Viktor von Weizsäcker (1886 - 1957) entwickelte seine Psychosomatik in enger Anlehnung an die Psychoanalyse. Allerdings stand er in Opposition zu Freuds Religionskritik, die 1927 unter dem Titel „Die Zukunft einer Illusion” erschien. 1933 empfahl v. Weizsäcker den Essay zur nationalsozialistischen Bücherverbrennung. Nach dem Krieg setzte er sich wieder bedingt für die psychoanalytische Theorie an der Universität Heidelberg ein. Jedoch kritisierte er in der Tradition Nietzsches die rein aufklärerisch-rationale Tendenz der Psychoanalyse. In der Perspektive seiner Lebensphilosophie wird die ambivalente Einstellung untersucht, die v. Weizsäcker zur medizinischen und kulturellen Theorie Freuds einnahm. Zudem wird sein gespanntes Verhältnis zu Freud in die ideenhistorischen Bezüge gesetzt, die sich über Nietzsche hinaus zur Erkenntnistheorie Immanuel Kants ergeben. Abschließend erfolgt ein Vergleich zwischen den unterschiedlichen Positionen von Freud und von v. Weizsäcker im Blick auf die kulturwissenschaftliche Entwicklungstheorie von Giambattista Vico.

Abstract

Viktor von Weizsäcker developed his theory of psychosomatics in close reception of psychoanalysis.

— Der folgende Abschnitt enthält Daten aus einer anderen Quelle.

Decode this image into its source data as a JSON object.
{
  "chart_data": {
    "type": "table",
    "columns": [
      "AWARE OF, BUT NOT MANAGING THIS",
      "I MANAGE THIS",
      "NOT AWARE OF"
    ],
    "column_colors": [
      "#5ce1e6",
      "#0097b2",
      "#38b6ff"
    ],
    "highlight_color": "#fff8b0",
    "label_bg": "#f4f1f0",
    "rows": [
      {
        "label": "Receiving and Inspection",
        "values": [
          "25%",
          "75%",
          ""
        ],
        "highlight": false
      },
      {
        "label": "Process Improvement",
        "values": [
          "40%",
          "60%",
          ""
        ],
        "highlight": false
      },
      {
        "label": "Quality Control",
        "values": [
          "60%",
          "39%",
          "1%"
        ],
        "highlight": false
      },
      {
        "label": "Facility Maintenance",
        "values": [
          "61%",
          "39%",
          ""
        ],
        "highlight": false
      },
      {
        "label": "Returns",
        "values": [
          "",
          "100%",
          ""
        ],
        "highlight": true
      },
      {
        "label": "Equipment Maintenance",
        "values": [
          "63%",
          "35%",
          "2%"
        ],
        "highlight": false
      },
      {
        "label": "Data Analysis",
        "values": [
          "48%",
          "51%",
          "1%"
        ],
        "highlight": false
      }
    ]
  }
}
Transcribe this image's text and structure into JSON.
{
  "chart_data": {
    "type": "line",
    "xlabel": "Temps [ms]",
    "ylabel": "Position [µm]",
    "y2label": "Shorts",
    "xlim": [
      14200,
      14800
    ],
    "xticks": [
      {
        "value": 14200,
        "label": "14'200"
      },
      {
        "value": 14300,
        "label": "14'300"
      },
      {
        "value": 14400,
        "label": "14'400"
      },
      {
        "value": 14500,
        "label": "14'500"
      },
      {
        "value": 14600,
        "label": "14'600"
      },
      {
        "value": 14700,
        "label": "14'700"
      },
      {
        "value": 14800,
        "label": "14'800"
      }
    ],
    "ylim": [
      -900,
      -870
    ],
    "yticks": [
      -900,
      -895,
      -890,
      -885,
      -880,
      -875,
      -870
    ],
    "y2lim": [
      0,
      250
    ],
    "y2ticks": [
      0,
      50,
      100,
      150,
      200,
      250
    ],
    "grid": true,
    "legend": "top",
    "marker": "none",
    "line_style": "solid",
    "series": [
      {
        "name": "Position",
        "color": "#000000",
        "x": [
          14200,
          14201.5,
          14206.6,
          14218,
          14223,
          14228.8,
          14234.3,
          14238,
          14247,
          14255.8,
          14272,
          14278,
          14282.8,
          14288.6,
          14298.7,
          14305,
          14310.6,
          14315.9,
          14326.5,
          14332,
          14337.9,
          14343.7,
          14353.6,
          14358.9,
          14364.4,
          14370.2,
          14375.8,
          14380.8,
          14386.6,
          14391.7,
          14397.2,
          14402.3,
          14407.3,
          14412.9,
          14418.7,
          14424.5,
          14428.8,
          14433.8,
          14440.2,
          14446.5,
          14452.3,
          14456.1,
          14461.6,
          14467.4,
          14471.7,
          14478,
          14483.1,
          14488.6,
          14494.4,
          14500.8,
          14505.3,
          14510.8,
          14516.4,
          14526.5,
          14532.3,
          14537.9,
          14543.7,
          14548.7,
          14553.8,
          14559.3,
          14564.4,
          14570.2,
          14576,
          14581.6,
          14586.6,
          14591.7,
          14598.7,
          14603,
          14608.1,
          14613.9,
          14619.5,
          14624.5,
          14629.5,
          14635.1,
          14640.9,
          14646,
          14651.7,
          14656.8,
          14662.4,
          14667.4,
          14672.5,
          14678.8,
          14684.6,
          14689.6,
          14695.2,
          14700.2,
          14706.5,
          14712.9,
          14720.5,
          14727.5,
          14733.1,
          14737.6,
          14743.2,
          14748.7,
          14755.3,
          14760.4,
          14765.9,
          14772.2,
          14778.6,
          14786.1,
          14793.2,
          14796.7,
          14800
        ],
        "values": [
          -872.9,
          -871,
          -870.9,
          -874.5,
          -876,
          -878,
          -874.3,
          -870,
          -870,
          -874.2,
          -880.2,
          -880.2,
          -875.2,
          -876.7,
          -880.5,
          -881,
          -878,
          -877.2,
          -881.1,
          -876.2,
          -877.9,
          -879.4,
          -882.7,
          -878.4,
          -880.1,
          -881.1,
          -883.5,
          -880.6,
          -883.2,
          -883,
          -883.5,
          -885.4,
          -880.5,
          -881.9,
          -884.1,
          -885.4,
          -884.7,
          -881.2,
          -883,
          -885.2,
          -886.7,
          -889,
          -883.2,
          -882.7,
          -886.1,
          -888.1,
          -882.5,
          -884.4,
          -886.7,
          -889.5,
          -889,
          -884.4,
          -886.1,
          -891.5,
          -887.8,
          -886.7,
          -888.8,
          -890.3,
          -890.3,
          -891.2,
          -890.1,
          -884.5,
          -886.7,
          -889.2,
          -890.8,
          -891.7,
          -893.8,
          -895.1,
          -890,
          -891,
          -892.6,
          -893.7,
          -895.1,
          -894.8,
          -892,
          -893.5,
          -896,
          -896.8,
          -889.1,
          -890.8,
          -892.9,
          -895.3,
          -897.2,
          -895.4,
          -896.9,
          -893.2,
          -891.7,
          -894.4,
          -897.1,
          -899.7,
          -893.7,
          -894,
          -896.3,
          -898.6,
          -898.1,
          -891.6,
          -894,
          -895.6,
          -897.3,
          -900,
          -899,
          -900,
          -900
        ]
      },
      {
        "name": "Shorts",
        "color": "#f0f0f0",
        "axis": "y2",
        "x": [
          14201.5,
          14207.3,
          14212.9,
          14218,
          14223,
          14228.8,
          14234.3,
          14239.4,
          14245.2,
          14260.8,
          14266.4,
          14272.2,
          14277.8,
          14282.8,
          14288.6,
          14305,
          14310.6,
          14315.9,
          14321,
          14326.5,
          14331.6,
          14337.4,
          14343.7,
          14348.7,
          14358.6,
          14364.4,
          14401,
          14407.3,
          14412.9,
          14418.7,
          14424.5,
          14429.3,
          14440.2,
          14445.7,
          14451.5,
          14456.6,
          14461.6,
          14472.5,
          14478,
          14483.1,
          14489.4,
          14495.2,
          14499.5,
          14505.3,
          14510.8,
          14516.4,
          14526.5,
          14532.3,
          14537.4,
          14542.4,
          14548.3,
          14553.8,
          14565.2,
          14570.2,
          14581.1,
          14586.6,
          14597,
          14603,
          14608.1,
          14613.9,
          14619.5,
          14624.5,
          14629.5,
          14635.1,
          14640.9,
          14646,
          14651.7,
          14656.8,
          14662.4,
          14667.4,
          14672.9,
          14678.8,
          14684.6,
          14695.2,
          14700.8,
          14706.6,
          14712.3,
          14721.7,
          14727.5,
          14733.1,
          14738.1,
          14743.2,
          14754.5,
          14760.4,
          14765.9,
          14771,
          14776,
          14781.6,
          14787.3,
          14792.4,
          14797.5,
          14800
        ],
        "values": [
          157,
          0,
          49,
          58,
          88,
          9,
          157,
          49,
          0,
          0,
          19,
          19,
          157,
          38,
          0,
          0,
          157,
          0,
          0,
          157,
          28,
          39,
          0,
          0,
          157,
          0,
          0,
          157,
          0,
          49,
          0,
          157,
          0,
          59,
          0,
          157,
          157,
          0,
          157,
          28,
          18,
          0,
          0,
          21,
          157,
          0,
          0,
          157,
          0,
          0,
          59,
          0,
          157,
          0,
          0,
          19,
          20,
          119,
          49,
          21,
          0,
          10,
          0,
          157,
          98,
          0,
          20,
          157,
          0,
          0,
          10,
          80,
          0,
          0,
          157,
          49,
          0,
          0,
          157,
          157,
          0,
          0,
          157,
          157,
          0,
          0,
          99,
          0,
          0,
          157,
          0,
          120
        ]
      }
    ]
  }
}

Though he stood in opposition towards the criticsm of religion which Freud published in his essay „The Future of an Illusion” by the year of 1927. In 1933 Weizsäcker recommended the work to be burnt by NS-regime. After the war he was engaged in the psychoanalytical foundation of psychotherapy at Heidelberg University. However, in the tradition of the philosophy of Nietzsche, he was critical of the pure rational tendency of psychoanalysis. In the perspective of his philosophy of life the ambivalent attitude is examined, which v. Weizsäcker shows towards the medical and cultural theory of Freud. Furthermore his tense relation to Freud and his theory is put into the relation which exists to the epistemology of Immanuel Kant. Finally the different positions of Freud and of v. Weizsäcker are compared with the theory of cultural development by Giambattista Vico.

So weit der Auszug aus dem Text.